Die kulturelle Einöde Ostendes wird für Devriendt immerhin für ihn zur Negativfolie: Devriendt weiß, dass diese Welt mehr zu bieten haben muss. Die Vermutung bewahrheitet sich eine knappe Autostunde entfernt in Gent. Die Stadt erlebt gerade einen Boom und der junge Hip-Hop-Fan findet sich in einer funktionierenden Szene wieder. Rückblickend sagt Devriendt, dass er in Gent seine musikalische Evolution durchlebt habe. In seinen sieben Jahren dort lässt seine Leidenschaft für Hip-Hop langsam nach. „Der Consciousness-Kram, die ständigen Predigten haben mich irgendwann gelangweilt. Aber eines Tages wachte ich auf und es war, als hätte sich mein Kopf geöffnet: Plötzlich interessierte mich alles.” Er diggt sich durch die Fächer jedes Plattenladens, den er finden kann. „Ich interessiere mich für alles, was ich nicht kenne. Das ist bis heute so. Ich gehe nicht mit Einkaufszettel in den Plattenladen.” Immerhin eine Anstellung in einem findet er: Er heuert bei Music Mania in Gent an.

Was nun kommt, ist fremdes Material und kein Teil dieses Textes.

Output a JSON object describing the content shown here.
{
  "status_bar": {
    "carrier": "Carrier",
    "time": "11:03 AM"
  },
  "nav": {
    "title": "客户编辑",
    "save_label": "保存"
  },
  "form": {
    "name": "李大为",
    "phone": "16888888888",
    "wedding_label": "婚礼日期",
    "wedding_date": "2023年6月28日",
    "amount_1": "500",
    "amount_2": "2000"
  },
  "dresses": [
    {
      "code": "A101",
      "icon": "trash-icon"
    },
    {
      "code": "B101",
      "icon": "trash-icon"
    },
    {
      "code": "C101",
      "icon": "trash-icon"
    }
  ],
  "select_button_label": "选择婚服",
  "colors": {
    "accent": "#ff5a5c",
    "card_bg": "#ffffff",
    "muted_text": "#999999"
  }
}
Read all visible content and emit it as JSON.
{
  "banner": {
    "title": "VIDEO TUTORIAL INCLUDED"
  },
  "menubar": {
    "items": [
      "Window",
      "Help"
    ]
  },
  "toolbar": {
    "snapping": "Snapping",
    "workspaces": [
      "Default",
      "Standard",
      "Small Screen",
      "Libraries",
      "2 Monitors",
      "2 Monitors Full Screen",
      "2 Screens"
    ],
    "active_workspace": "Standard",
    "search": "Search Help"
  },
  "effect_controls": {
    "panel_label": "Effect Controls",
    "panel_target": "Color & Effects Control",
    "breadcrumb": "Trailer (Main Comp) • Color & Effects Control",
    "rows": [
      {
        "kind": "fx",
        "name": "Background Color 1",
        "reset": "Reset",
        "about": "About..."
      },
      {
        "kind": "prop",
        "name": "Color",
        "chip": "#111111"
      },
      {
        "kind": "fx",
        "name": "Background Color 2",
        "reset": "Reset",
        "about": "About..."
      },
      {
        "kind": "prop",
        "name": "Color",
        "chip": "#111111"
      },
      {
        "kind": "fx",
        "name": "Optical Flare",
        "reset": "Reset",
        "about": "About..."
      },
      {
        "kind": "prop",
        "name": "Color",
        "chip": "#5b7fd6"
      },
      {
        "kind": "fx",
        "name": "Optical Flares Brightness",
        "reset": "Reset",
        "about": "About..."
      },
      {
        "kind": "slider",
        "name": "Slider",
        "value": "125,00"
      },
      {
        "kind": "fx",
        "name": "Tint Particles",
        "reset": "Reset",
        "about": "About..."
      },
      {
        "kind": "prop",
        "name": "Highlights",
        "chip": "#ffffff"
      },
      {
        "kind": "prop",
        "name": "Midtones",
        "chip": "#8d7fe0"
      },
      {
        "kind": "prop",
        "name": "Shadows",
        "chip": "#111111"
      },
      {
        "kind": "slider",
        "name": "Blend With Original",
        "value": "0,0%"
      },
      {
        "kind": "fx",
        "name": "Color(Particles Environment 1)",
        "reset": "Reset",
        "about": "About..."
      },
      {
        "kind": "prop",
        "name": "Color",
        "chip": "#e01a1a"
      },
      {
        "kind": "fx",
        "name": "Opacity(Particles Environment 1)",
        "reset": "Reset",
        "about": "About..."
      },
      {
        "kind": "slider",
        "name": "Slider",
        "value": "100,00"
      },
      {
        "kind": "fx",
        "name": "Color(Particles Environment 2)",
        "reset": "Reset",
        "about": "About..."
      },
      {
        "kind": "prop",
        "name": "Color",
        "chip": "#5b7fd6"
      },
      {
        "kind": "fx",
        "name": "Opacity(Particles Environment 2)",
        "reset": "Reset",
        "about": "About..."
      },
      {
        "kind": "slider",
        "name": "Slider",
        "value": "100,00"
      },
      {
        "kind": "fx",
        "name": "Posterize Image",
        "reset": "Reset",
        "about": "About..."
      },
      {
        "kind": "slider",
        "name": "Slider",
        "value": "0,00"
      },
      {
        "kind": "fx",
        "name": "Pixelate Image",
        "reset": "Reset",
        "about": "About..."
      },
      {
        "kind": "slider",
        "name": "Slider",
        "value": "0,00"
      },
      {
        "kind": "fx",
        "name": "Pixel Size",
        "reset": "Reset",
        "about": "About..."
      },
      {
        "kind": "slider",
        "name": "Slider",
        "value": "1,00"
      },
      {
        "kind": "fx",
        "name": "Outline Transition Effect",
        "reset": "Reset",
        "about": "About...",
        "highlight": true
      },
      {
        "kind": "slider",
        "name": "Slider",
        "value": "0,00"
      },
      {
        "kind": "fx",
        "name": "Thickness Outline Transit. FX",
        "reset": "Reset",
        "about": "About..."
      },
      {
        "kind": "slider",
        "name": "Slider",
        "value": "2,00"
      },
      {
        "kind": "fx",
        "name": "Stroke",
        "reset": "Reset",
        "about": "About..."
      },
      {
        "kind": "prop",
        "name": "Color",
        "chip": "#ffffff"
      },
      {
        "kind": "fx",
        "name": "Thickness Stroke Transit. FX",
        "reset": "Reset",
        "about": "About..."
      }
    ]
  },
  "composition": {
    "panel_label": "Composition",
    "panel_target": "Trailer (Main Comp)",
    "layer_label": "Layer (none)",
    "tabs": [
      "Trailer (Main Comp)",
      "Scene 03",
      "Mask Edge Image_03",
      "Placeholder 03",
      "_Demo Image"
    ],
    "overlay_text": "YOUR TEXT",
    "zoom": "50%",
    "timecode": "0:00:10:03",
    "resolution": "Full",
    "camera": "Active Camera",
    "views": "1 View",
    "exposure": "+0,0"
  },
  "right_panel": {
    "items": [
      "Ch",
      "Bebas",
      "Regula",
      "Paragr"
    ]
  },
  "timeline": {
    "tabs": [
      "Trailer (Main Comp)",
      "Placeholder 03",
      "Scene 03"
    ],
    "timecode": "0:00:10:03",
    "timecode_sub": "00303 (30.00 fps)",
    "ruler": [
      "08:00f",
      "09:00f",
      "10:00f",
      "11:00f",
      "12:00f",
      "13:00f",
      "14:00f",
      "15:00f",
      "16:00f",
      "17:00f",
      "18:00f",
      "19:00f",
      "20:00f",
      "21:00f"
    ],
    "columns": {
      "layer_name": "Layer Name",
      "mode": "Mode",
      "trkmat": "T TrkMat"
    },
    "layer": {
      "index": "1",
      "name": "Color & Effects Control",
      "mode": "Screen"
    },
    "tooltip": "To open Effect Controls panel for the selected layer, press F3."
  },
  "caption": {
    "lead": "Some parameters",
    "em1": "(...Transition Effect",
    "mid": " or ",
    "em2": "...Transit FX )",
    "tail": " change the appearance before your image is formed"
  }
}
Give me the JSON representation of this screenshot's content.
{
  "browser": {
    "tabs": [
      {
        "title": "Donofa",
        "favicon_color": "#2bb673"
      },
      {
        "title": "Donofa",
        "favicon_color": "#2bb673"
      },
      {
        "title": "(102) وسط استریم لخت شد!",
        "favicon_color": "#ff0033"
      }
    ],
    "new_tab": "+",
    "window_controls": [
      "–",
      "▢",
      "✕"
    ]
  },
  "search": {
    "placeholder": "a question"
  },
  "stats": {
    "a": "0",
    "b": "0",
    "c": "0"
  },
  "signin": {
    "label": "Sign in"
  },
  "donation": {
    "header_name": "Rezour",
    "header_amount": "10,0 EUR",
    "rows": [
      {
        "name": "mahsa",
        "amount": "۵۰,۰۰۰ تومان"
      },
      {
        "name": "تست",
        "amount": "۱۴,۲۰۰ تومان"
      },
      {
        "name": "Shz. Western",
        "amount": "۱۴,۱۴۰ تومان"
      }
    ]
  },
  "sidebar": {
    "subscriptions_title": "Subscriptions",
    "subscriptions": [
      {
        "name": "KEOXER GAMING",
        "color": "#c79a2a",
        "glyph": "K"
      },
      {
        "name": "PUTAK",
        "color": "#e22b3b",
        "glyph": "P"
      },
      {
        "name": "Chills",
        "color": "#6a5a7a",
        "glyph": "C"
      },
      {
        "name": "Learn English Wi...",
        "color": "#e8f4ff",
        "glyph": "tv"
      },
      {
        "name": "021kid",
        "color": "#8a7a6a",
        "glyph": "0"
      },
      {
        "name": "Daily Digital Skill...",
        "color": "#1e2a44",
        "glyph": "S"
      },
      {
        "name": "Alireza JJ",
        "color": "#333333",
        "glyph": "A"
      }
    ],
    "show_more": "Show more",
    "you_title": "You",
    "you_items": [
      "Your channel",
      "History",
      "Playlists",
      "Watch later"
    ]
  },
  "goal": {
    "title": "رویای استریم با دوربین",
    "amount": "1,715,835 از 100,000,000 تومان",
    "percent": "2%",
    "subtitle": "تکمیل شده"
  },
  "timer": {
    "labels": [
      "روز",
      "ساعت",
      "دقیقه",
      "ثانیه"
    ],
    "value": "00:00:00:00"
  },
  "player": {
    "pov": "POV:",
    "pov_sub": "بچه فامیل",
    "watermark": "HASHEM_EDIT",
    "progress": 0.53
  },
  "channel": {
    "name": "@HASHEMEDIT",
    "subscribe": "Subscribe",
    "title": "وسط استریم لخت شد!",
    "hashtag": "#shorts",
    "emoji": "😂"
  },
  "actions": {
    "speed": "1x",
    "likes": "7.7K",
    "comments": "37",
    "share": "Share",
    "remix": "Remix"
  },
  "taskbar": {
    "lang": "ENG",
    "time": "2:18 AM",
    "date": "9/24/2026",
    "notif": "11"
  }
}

Trotzdem bringt es ihn nach Ostende zurück. Viele Altersgenoss:innen siedeln aus den großen, immer teurer werdenden Städten dorthin, bei seinem Umzug im Jahr 2014 ist dort allerdings noch wenig los. „Dieses Mal aber war es anders, die Isolation tat mir sogar gut. Ich konnte auch durch die Welt reisen, hatte ein musikalisches Netzwerk etabliert.” Er zieht sich also nicht zurück und wird entgegen seines Charakters introvertiert, sondern beginnt, selbst Dinge ins Rollen zu bringen. Er startet das audiovisuelle Online-Radio stroom.tv und später das dazugehörige Label. „Ostende hat mir nichts gegeben und doch ist das Label zu einer Art Maskottchen der Stadt geworden.” Menschen aus aller Welt würden der Stadt seiner Arbeit wegen auf Reisen durchs Land einen Besuch abstatten, erzählt er nicht ohne Stolz.
Sie sehen gerade einen Platzhalterinhalt von YouTube. Um auf den eigentlichen Inhalt zuzugreifen, klicken Sie auf die Schaltfläche unten. Bitte beachten Sie, dass dabei Daten an Drittanbieter weitergegeben werden.
Belgische Geschichten für die Welt erzählen
Das liegt auch daran, dass STROOM ein Füllhorn sonderbarer musikalischer Entwürfe aus dem kulturell wie sozial vielseitigem Land ist: Reissues aus den achtziger und neunziger Jahren von etwa Jan van den Broekes verschiedenen Projekten, Benjamin Lew oder Pablo’s Eye werfen Schlaglichter auf anarchische Underground-Artists, die mit sparsamen Mittel Musik machten, die Grenzen sprengte – wenn sie sie denn überhaupt anerkannten. „Wann immer ich belgische Veröffentlichungen entdeckt habe, bekamen sie von mir besondere Aufmerksamkeit. Viele von ihnen begleiteten mich schon jahrelang, bevor ich das Label gestartet habe.” Es sei ihm schon immer darum gegangen, seine Funde mit anderen zu teilen.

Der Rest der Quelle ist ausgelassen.